I am currently working on a combinatorial problem that reduces to the following counting problem:
Let $i$ be a positive fixed integer. Given a set $S$, Is there a family of subsets $\mathcal{B}^i_S$ of bounded size (called the set of representatives), such that for any set of $i$ subsets $Y_1 \dots Y_i$ of $S$ the following holds: $$|S\cap Y_j|\equiv_2 1 \text{ for all }j\in[k]\iff |\{X\in \mathcal{B}^i_S\colon \forall j, |X\cap Y_j|\equiv_2 1\}|\text{ is odd}.$$
That means for any choice of $i$ sets: all have odd intersection with $S$, iff odd many representatives have odd intersection with all these sets.

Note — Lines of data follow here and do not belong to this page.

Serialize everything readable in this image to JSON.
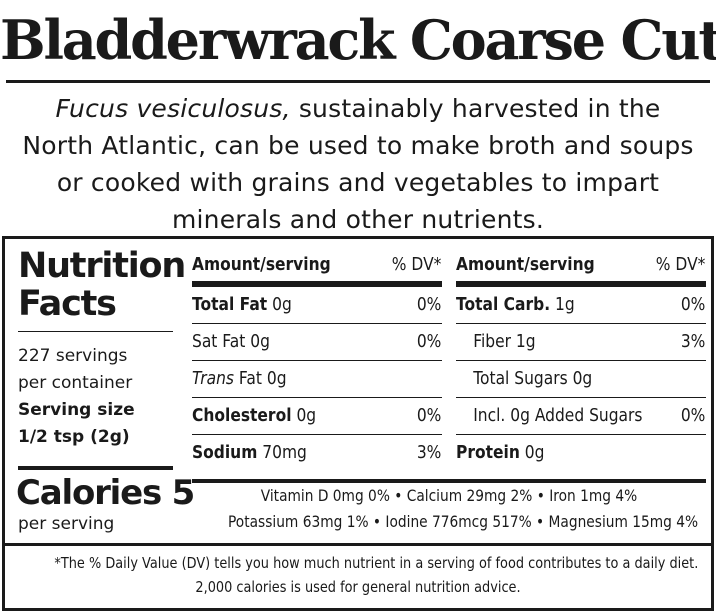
{
  "title": "Bladderwrack Coarse Cut",
  "description": {
    "latin_name": "Fucus vesiculosus,",
    "line1_rest": " sustainably harvested in the",
    "line2": "North Atlantic, can be used to make broth and soups",
    "line3": "or cooked with grains and vegetables to impart",
    "line4": "minerals and other nutrients."
  },
  "nutrition": {
    "heading_line1": "Nutrition",
    "heading_line2": "Facts",
    "servings_line1": "227 servings",
    "servings_line2": "per container",
    "serving_size_line1": "Serving size",
    "serving_size_line2": "1/2 tsp (2g)",
    "calories": "Calories 5",
    "per_serving": "per serving",
    "col_header_amount": "Amount/serving",
    "col_header_dv": "% DV*",
    "left_col": [
      {
        "label": "Total Fat",
        "amount": "0g",
        "dv": "0%"
      },
      {
        "label": "Sat Fat",
        "amount": "0g",
        "dv": "0%"
      },
      {
        "label": "Trans",
        "label_rest": " Fat",
        "amount": "0g",
        "dv": ""
      },
      {
        "label": "Cholesterol",
        "amount": "0g",
        "dv": "0%"
      },
      {
        "label": "Sodium",
        "amount": "70mg",
        "dv": "3%"
      }
    ],
    "right_col": [
      {
        "label": "Total Carb.",
        "amount": "1g",
        "dv": "0%"
      },
      {
        "label": "Fiber",
        "amount": "1g",
        "dv": "3%"
      },
      {
        "label": "Total Sugars",
        "amount": "0g",
        "dv": ""
      },
      {
        "label": "Incl. 0g",
        "label_rest": "Added Sugars",
        "amount": "",
        "dv": "0%"
      },
      {
        "label": "Protein",
        "amount": "0g",
        "dv": ""
      }
    ],
    "vitamins_line1": "Vitamin D 0mg 0% • Calcium 29mg 2% • Iron 1mg 4%",
    "vitamins_line2": "Potassium 63mg 1% • Iodine 776mcg 517% • Magnesium 15mg 4%",
    "footnote_line1": "*The % Daily Value (DV) tells you how much nutrient in a serving of food contributes to a daily diet.",
    "footnote_line2": "2,000 calories is used for general nutrition advice."
  }
}
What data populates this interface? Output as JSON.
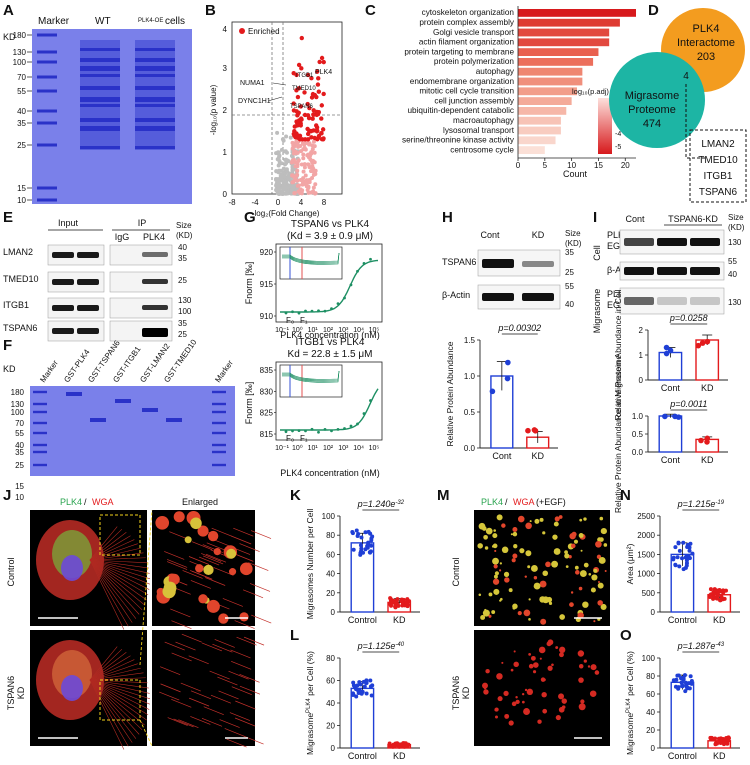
{
  "panels": {
    "A": {
      "letter": "A",
      "marker": "Marker",
      "wt": "WT",
      "oe": "PLK4-OE",
      "oe_suffix": "cells",
      "kd": "KD",
      "ladder": [
        "180",
        "130",
        "100",
        "70",
        "55",
        "40",
        "35",
        "25",
        "15",
        "10"
      ]
    },
    "B": {
      "letter": "B",
      "legend": "Enriched",
      "xlabel": "log₂(Fold Change)",
      "ylabel": "-log₁₀(p value)",
      "xticks": [
        "-8",
        "-4",
        "0",
        "4",
        "8"
      ],
      "yticks": [
        "0",
        "1",
        "2",
        "3",
        "4"
      ],
      "genes": [
        "NUMA1",
        "DYNC1H1",
        "PLK4",
        "ITGB1",
        "TMED10",
        "TSPAN6"
      ]
    },
    "C": {
      "letter": "C",
      "xlabel": "Count",
      "xticks": [
        "0",
        "5",
        "10",
        "15",
        "20"
      ],
      "legend_title": "log₁₀(p.adj)",
      "legend_ticks": [
        "-2",
        "-3",
        "-4",
        "-5"
      ]
    },
    "D": {
      "letter": "D",
      "plk4": "PLK4",
      "interactome": "Interactome",
      "plk4_count": "203",
      "migrasome": "Migrasome",
      "proteome": "Proteome",
      "mig_count": "474",
      "overlap": "4",
      "genes": [
        "LMAN2",
        "TMED10",
        "ITGB1",
        "TSPAN6"
      ]
    },
    "E": {
      "letter": "E",
      "input": "Input",
      "ip": "IP",
      "igg": "IgG",
      "plk4": "PLK4",
      "size": "Size",
      "kd": "(KD)",
      "rows": [
        {
          "name": "LMAN2",
          "sizes": [
            "40",
            "35"
          ]
        },
        {
          "name": "TMED10",
          "sizes": [
            "25"
          ]
        },
        {
          "name": "ITGB1",
          "sizes": [
            "130",
            "100"
          ]
        },
        {
          "name": "TSPAN6",
          "sizes": [
            "35",
            "25"
          ]
        }
      ]
    },
    "F": {
      "letter": "F",
      "kd": "KD",
      "lanes": [
        "Marker",
        "GST-PLK4",
        "GST-TSPAN6",
        "GST-ITGB1",
        "GST-LMAN2",
        "GST-TMED10",
        "Marker"
      ],
      "ladder": [
        "180",
        "130",
        "100",
        "70",
        "55",
        "40",
        "35",
        "25",
        "15",
        "10"
      ]
    },
    "G": {
      "letter": "G",
      "top": {
        "title": "TSPAN6 vs PLK4",
        "kd": "(Kd = 3.9 ± 0.9 μM)",
        "yticks": [
          "920",
          "915",
          "910"
        ]
      },
      "bottom": {
        "title": "ITGB1 vs PLK4",
        "kd": "Kd = 22.8 ± 1.5 μM",
        "yticks": [
          "835",
          "830",
          "825",
          "815"
        ]
      },
      "ylabel": "Fnorm [‰]",
      "xlabel": "PLK4 concentration (nM)",
      "xticks": [
        "10⁻¹",
        "10⁰",
        "10¹",
        "10²",
        "10³",
        "10⁴",
        "10⁵"
      ],
      "f0": "F₀",
      "f1": "F₁"
    },
    "H": {
      "letter": "H",
      "cont": "Cont",
      "kd": "KD",
      "size": "Size",
      "kdu": "(KD)",
      "tspan6": "TSPAN6",
      "actin": "β-Actin",
      "sizes": [
        "35",
        "25",
        "55",
        "40"
      ],
      "pval": "p=0.00302",
      "ylabel": "Relative Protein Abundance",
      "yticks": [
        "0.0",
        "0.5",
        "1.0",
        "1.5"
      ],
      "cats": [
        "Cont",
        "KD"
      ]
    },
    "I": {
      "letter": "I",
      "cont": "Cont",
      "kd": "TSPAN6-KD",
      "size": "Size",
      "kdu": "(KD)",
      "cell": "Cell",
      "migrasome": "Migrasome",
      "plk4egfp": "PLK4-",
      "egfp": "EGFP",
      "actin": "β-Actin",
      "sizes": [
        "130",
        "55",
        "40",
        "130"
      ],
      "p1": "p=0.0258",
      "p2": "p=0.0011",
      "ylabel1": "Relative Protein Abundance in Cell",
      "ylabel2": "Relative Protein Abundance in Migrasome",
      "yticks1": [
        "0",
        "1",
        "2"
      ],
      "yticks2": [
        "0.0",
        "0.5",
        "1.0"
      ],
      "cats": [
        "Cont",
        "KD"
      ]
    },
    "J": {
      "letter": "J",
      "plk4": "PLK4",
      "slash": " / ",
      "wga": "WGA",
      "enlarged": "Enlarged",
      "control": "Control",
      "tspan6": "TSPAN6",
      "kdrow": "KD"
    },
    "K": {
      "letter": "K",
      "pval": "p=1.240e",
      "pexp": "-32",
      "ylabel": "Migrasomes Number per Cell",
      "yticks": [
        "0",
        "20",
        "40",
        "60",
        "80",
        "100"
      ],
      "cats": [
        "Control",
        "KD"
      ]
    },
    "L": {
      "letter": "L",
      "pval": "p=1.125e",
      "pexp": "-40",
      "ylabel": "Migrasome per Cell (%)",
      "ysup": "PLK4",
      "yticks": [
        "0",
        "20",
        "40",
        "60",
        "80"
      ],
      "cats": [
        "Control",
        "KD"
      ]
    },
    "M": {
      "letter": "M",
      "plk4": "PLK4",
      "slash": " / ",
      "wga": "WGA",
      "egf": " (+EGF)",
      "control": "Control",
      "tspan6": "TSPAN6",
      "kdrow": "KD"
    },
    "N": {
      "letter": "N",
      "pval": "p=1.215e",
      "pexp": "-19",
      "ylabel": "Area (μm²)",
      "yticks": [
        "0",
        "500",
        "1000",
        "1500",
        "2000",
        "2500"
      ],
      "cats": [
        "Control",
        "KD"
      ]
    },
    "O": {
      "letter": "O",
      "pval": "p=1.287e",
      "pexp": "-43",
      "ylabel": "Migrasome per Cell (%)",
      "ysup": "PLK4",
      "yticks": [
        "0",
        "20",
        "40",
        "60",
        "80",
        "100"
      ],
      "cats": [
        "Control",
        "KD"
      ]
    }
  },
  "chart_data": [
    {
      "type": "bar",
      "categories": [
        "cytoskeleton organization",
        "protein complex assembly",
        "Golgi vesicle transport",
        "actin filament organization",
        "protein targeting to membrane",
        "protein polymerization",
        "autophagy",
        "endomembrane organization",
        "mitotic cell cycle transition",
        "cell junction assembly",
        "ubiquitin-dependent catabolic",
        "macroautophagy",
        "lysosomal transport",
        "serine/threonine kinase activity",
        "centrosome cycle"
      ],
      "values": [
        22,
        19,
        17,
        17,
        15,
        14,
        12,
        12,
        11,
        10,
        9,
        8,
        8,
        7,
        5
      ],
      "xlabel": "Count",
      "xlim": [
        0,
        22
      ]
    },
    {
      "type": "bar",
      "categories": [
        "Cont",
        "KD"
      ],
      "values": [
        1.0,
        0.15
      ],
      "ylim": [
        0,
        1.5
      ]
    },
    {
      "type": "bar",
      "categories": [
        "Cont",
        "KD"
      ],
      "values": [
        1.1,
        1.6
      ],
      "ylim": [
        0,
        2
      ]
    },
    {
      "type": "bar",
      "categories": [
        "Cont",
        "KD"
      ],
      "values": [
        1.0,
        0.35
      ],
      "ylim": [
        0,
        1.0
      ]
    },
    {
      "type": "bar",
      "categories": [
        "Control",
        "KD"
      ],
      "values": [
        72,
        10
      ],
      "ylim": [
        0,
        100
      ]
    },
    {
      "type": "bar",
      "categories": [
        "Control",
        "KD"
      ],
      "values": [
        53,
        3
      ],
      "ylim": [
        0,
        80
      ]
    },
    {
      "type": "bar",
      "categories": [
        "Control",
        "KD"
      ],
      "values": [
        1500,
        450
      ],
      "ylim": [
        0,
        2500
      ]
    },
    {
      "type": "bar",
      "categories": [
        "Control",
        "KD"
      ],
      "values": [
        73,
        8
      ],
      "ylim": [
        0,
        100
      ]
    }
  ],
  "colors": {
    "gel": "#6f75e6",
    "band": "#2a32c8",
    "teal": "#1db5a4",
    "orange": "#f39c1f",
    "red": "#e31a1c",
    "blue": "#1f3fd6",
    "green": "#2aa44f"
  }
}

Of course we can take $\mathcal{B}^i_S = \{S\}$. However, for a ground set $U$, I am looking for a fixed family $\mathcal{T}$ of bounded size such that for each $S\subseteq U$ it holds that $\mathcal{B}^i_S \subseteq \mathcal{T}$.
For odd values of $i$ and $k := |S|$, I have conjectured that taking all subsets of odd size at most $i$ suffices $$\mathcal{B}^i_S = \bigcup\limits_{r\leq i\\r\equiv_21}\binom{S}{r}.$$I have tried plenty of examples and it seems to work, but I cannot prove it.
I appreciate any help towards how to prove this.